Twee soorten cholinesterase worden in het bloed aangetroffen: “echt” cholinesterase (acetylcholinesterase) in rode cellen en “pseudocholinesterase” (acylcholine-cylhydrolase) in serum (plasma). Een lage cholinesterase-activiteit in plasma of serum kan verband houden met blootstelling aan insecticiden of met een van een aantal variantgenotypen. Dibucaine- en fluoridegetallen zijn nuttig om dergelijke homozygote en heterozygote personen, die genetisch gevoelig zijn voor succinylcholine, te fenotyperen.

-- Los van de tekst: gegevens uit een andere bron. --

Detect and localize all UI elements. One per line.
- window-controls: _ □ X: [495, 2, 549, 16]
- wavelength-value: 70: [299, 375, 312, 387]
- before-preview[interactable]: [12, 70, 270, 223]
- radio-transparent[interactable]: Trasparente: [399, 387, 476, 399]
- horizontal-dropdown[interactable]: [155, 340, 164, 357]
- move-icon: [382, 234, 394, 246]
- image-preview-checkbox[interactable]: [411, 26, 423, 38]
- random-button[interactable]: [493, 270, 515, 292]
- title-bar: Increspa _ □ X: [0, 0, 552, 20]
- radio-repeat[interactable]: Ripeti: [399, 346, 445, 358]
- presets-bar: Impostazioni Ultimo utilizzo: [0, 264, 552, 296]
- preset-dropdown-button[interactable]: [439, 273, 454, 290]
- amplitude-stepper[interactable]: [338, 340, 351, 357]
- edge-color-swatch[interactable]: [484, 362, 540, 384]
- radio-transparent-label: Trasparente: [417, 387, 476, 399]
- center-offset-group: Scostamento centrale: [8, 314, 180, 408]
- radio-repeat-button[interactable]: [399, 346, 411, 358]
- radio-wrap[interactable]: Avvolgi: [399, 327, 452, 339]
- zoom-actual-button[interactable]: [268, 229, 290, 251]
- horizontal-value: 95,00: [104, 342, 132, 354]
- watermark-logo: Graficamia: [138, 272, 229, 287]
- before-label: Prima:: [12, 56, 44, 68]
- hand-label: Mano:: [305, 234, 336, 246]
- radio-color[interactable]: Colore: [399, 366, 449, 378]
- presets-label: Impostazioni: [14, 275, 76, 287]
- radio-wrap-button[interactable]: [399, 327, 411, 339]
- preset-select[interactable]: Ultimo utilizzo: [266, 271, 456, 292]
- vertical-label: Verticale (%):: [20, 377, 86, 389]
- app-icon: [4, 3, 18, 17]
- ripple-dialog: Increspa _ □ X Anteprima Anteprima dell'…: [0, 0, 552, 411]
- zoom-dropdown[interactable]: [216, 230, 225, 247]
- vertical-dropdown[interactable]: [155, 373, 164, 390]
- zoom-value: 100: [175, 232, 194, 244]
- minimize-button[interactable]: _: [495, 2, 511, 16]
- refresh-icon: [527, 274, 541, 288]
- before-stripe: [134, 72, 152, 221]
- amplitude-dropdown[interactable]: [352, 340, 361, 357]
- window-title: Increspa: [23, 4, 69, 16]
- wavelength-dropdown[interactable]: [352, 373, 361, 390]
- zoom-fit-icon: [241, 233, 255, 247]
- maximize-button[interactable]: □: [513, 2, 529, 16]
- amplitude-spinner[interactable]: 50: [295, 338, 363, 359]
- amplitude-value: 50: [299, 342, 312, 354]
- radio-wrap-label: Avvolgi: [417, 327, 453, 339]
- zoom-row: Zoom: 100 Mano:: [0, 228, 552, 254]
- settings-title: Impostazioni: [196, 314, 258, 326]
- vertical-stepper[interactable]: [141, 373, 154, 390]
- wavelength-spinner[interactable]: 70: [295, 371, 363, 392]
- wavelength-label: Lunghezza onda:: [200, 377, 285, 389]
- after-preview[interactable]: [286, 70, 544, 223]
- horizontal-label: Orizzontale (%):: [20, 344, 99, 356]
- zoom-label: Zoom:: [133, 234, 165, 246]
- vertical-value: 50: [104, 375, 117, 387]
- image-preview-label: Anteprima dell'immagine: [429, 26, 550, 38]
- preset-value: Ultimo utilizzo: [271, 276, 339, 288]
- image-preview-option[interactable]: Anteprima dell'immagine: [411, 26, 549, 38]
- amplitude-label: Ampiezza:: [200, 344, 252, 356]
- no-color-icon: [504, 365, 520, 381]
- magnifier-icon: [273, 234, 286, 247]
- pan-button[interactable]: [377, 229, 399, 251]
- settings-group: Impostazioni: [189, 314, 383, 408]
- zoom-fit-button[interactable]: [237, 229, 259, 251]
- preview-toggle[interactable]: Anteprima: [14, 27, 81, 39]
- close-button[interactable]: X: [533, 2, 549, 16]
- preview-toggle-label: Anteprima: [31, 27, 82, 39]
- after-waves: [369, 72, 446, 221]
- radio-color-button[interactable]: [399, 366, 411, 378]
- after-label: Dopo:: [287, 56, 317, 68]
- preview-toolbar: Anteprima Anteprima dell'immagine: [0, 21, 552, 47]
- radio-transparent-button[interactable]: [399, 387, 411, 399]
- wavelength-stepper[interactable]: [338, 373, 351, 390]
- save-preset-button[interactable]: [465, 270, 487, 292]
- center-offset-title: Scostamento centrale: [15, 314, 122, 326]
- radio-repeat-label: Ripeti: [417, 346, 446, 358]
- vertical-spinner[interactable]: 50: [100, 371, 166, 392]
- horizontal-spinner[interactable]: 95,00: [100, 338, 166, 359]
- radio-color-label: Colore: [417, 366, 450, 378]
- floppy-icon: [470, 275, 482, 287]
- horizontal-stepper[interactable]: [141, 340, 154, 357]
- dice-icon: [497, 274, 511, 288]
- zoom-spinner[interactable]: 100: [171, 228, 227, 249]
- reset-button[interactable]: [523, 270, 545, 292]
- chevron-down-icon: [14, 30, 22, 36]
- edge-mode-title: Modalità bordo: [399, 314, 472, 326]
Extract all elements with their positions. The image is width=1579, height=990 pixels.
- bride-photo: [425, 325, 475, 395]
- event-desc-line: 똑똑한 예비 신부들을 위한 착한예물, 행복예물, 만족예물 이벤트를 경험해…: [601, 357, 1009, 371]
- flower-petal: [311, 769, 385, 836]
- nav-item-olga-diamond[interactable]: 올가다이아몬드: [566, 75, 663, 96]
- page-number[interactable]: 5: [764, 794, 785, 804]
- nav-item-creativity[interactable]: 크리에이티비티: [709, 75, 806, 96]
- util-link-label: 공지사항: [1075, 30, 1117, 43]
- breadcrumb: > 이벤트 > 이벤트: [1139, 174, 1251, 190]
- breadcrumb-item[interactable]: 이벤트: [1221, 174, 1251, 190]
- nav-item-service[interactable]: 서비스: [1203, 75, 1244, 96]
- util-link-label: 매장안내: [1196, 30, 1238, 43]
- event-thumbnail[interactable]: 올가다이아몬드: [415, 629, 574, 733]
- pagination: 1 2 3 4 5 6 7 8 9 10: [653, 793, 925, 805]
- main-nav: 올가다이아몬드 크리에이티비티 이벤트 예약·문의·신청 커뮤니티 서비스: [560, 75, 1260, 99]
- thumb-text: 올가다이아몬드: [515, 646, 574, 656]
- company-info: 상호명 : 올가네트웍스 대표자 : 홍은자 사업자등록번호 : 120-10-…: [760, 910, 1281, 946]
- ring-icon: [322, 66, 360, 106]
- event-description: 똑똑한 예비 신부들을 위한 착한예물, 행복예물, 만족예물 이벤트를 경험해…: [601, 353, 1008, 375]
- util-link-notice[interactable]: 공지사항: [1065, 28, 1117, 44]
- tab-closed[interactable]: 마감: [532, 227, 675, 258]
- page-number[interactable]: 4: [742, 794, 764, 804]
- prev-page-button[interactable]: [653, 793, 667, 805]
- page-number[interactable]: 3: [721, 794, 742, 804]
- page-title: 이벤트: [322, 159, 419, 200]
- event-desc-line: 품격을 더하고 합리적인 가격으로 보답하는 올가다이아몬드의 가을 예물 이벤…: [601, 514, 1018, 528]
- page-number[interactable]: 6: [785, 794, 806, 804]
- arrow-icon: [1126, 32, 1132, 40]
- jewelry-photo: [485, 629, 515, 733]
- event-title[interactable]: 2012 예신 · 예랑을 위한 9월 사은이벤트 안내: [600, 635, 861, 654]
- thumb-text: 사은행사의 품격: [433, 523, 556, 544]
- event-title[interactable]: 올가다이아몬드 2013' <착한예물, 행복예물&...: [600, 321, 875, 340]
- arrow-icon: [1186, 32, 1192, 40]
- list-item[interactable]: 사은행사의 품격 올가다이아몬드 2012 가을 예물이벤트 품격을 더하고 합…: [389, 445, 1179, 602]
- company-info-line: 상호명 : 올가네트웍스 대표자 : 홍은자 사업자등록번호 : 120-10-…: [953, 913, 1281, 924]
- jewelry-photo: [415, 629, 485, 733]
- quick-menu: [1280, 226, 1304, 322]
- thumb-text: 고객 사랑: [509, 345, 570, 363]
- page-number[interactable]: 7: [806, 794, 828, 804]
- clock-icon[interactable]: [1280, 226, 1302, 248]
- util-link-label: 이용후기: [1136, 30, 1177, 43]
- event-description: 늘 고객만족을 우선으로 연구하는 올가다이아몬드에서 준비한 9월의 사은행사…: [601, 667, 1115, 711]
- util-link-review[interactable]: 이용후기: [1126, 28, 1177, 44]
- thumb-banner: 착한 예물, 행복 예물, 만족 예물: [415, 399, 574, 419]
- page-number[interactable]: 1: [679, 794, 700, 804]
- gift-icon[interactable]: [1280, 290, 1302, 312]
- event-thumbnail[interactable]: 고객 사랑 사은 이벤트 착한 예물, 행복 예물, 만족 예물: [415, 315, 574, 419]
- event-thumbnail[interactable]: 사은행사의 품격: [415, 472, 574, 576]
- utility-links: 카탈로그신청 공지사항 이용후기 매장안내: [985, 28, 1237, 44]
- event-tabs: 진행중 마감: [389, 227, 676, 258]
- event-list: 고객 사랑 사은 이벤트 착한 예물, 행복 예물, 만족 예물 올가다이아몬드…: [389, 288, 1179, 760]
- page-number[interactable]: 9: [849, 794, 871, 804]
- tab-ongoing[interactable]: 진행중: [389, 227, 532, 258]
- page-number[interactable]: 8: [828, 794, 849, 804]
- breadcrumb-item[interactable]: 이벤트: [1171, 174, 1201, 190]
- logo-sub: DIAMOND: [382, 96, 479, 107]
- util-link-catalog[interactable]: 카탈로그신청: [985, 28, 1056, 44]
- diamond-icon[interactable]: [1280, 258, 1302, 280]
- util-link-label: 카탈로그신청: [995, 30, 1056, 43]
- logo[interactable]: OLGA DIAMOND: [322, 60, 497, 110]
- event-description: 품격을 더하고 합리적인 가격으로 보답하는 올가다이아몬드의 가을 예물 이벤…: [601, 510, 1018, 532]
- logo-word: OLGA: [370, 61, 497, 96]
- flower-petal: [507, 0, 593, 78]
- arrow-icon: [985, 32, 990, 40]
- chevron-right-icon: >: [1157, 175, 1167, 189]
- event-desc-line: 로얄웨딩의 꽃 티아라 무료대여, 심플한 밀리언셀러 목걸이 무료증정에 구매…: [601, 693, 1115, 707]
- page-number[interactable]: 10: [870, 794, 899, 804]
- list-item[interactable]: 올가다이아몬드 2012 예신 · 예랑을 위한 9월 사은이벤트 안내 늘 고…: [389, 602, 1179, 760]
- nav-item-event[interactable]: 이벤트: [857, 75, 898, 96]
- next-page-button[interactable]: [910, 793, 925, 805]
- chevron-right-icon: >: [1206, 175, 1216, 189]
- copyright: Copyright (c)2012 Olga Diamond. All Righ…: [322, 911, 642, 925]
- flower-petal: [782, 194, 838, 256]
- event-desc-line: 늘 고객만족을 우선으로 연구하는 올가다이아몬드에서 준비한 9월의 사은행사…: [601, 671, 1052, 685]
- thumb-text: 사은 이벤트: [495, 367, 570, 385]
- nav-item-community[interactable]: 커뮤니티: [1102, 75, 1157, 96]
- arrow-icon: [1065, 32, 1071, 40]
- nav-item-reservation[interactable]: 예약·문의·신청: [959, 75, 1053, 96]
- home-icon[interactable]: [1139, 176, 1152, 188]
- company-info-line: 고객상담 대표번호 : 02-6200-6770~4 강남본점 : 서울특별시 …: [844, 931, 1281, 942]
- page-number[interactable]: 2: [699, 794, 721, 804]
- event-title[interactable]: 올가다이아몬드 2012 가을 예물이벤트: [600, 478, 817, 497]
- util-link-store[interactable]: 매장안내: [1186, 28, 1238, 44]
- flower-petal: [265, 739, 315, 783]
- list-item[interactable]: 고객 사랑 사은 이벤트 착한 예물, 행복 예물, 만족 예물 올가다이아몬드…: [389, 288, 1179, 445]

Een op de 1500 patiënten is gevoelig voor succinyldicholine-anesthesieschade. Evans en Wroe suggereren dat een enzymspiegel in serum <2,5 standaarddeviaties 90% van de gevoelige personen zal oppikken met propionylthiocholine als substraat.4 Er kan eerder duidelijke remming worden gevonden zonder symptomen.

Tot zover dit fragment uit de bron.